High-end discrete graphics solutions. Intel is not going to create a new division in their company and hire the chief architect from AMD to figure out how to slap an AMD GPU onto their EMIB interface.
 
"For perspective, AMD's entire Computing and Graphics group, which consists of both processors and graphics revenue, weighed in at $819 million last quarter."

It would add even more perspective to note:

For the 3rd quarter, Nvidia posted revenue of $2.64 billion. $1.5 from Gaming alone.
 
Ah, forgot about that.

Since NDA's and non-compete's are two different beasts - he's all set.



 


Only one person in this thread has mentioned a one year time frame. And that was in reference to having a substitute for the embedded solution Intel is licensing from AMD. That's certainly technically possible as we have no idea how fast the chip Intel is getting is. They may already have something in the pipeline capable of that. However, we already know that isn't going to happen as Raja was not hired to improve embedded GPU's.

So if that is the basis for your "What baffles me the most is that there are so many," then I stand by everything I said.

You also ignored the second part which was idiotic speculation in direct opposition with what Intel has already announced their intentions are.
 
@KINGGREMLIN Oh really, so tell me the pinout voltage of pin number 567 or the pins that connect HBM to GPU on an RX Vega. Write a code that computes something and just before the last cycle copy data into L2 cache and so on. Write code that optimize for internal data path on AMd graphics. oh you can't? Well Intel obviously can't do it either they will have to reverse engineer a monster chip. Intel hires RAJA because he knows AMD graphics inside out and will make it easy to code for AMD graphics.
 

I was referring to the rumors (news, I thought) about Intel switching to AMD after its IP licensing agreement with Nvidia lapsed. Apparently, those rumors were either baseless or perhaps actually referring to this deal.

https://www.fool.com/investing/2017/05/18/there-is-no-intel-amd-licensing-deal.aspx
https://www.techpowerup.com/233444/intel-denies-graphics-ip-licensing-deal-with-amd
 

Intel has lots of smart engineers and managers. They wouldn't have inked a deal with AMD that would put them at some huge disadvantage, effectively requiring them to lure away one of its architects. I think it's safe to assume that the deal included enough collaboration for Intel to properly support the end product.

Raja is joining to become a Senior VP of one of their business units. This is an extremely a high-level role, and shouldn't involve any actual design, engineering, or architecture work. Otherwise, it just might raise concerns about NDA violations. And the move is so high-profile that it's unlikely any significant violations would fly under the radar.

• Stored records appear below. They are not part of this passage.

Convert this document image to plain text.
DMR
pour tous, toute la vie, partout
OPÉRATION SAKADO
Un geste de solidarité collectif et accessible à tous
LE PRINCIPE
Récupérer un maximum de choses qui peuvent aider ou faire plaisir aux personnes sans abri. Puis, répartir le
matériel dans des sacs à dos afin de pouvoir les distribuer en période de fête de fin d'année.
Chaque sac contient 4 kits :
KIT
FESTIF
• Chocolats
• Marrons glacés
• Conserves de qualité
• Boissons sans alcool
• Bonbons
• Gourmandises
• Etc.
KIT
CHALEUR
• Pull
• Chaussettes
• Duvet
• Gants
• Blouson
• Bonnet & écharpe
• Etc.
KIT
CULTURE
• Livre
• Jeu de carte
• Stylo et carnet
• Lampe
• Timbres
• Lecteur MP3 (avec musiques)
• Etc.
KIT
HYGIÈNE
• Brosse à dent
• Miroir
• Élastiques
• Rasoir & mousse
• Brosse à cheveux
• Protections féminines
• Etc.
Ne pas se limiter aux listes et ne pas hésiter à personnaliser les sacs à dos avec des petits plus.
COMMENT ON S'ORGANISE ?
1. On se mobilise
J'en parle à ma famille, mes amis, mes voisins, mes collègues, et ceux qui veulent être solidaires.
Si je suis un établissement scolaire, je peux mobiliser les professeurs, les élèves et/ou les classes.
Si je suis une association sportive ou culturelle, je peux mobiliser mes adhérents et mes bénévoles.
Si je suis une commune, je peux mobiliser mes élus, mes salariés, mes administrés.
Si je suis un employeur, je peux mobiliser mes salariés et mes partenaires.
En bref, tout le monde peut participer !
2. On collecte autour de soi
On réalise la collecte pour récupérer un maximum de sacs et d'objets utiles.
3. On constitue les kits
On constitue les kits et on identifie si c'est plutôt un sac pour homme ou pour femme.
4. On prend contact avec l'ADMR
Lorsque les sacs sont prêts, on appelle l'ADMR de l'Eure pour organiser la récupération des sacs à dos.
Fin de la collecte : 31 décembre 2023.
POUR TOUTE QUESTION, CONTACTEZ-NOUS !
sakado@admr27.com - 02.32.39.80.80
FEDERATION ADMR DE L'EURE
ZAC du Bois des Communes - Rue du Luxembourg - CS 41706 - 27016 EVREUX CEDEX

I'm not an expert on Intel's organization, but the article suggests this will be the 6th business unit and Wikipedia says Intel has 106,000 employees. Consider that most of them fit into one of the business units, and you'll perhaps get an idea of how high-level his new role is. People at that level tend to make decisions about budgets, acquisitions, overall business strategy, hiring/firing middle managers, etc. Even at many tech companies, you'd find people in this role with no engineering background.
 


Hiring the chief architect of the company is a really cost inefficient way of acquiring this information, especially considering he probably doesn't know the information himself. All that information is provided as part of the deal to purchase the chips. If everyone at Intel loses their copy of the information, they can still send a free* text message to someone at AMD for it.

*Standard data and messaging rates may apply
 
Intel cant do anything without buying the Patents.

AMD took all ATI Patents and thats why they could make better cards.

Intel cant do anything by Just hiring AMD people.